As we walked in, the first thing I noticed was that the decor was strangely bowling-alley-birthday-party-room-esque. Maybe it was the faded confeftti carpet, the royal purple, sunshine yellow, and silver walls, or the primary-colored chairs. Ironically, all the dots I saw were yellow. Anyways, after aquiring the dim sum menu we ordered pork shu mai and barbecue pork steamed buns. We deciced against the phoenix claws with spice (what?) and the deep fried stuffed eggplant (are you sure that’s eggplant in the picture?) As we waited for our food, the patrons a couple tables down (the only other patrons in the rather roomy dining room) entertained us with their snooty foodie rudeness. One woman insisted not to pay for an extra helping of something by pointing, shaking her finger, and saying (loudly) over and over to her server, “NO PAY.” I’m pretty sure he would have understood, “Will I be charged extra if I request more of this please?” The rude foodie continued to complain loudly throughout her entire meal..
After a while (longer than we expected for fairly simple selections) the steamed buns arrived and were pretty straightforward. Barbecue pork in a sweet fluffy steamed bun. There were three of them, so each of us ate one and we split the third. They were warm and enjoyable. After another while the pork shu mai came. I took a healthy bite and my smile (and appetite) rapidly faded as I realized that pork shu mai is also known as shrimp-flavored-vomit-balls.

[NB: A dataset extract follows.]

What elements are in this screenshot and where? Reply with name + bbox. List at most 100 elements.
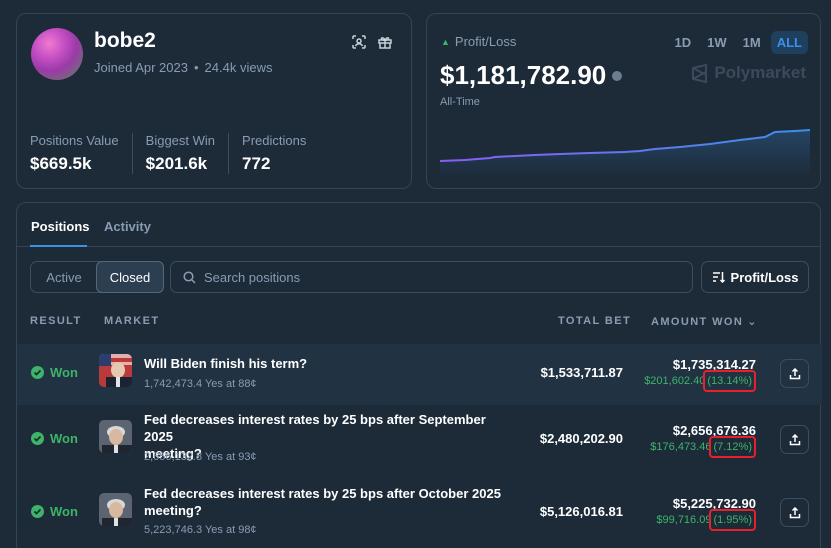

Okay, maybe I was just caught off guard.. apparently pork shu mai always has shrimp in it.. we just didn’t know. In my defense, though, Amy likes shrimp and she said these were gross too. She believed them to be fished off the bottom of the not-too-clean tanks of various (still alive) food options this establishment displayed. Upset, we looked for our waiter to walk by so we could flag him down for the check. After waiting a(nother) while, we gave up, headed to the cashier’s desk at the front, and paid for the food that we had only eaten half of.
Feeling like we needed to redeem our food experience for the afternoon, we headed to Unicorn Crepes. Displayed in the window were perfectly presented plastic replicas of each variety of crepe they offered.
There were a couple dozen sweet options, as well as some (really creepy looking) savory options.
Although funny/plastic/gross, the colorful window display was effective in luring us in, and we each ordered a crepe. Intrigued by the mysterious white orbs atop the model of the Banana Daifuku crepe (that sort of resembled eyeballs according to Amy), I ordered it. Amy chose the Banana Whip. The crepes come folded ice cream cone style so we took our portable goodies and headed back towards downtown.
Halfway through what was supposed to positively reclaim our food adventure, however, we both started to feel a little over-sugared and dumped the remainder of our treats. Hopping back on the bus, we headed back to Amy’s house. All in all, an interesting (even if culinarily disappointing) trip to the I.D.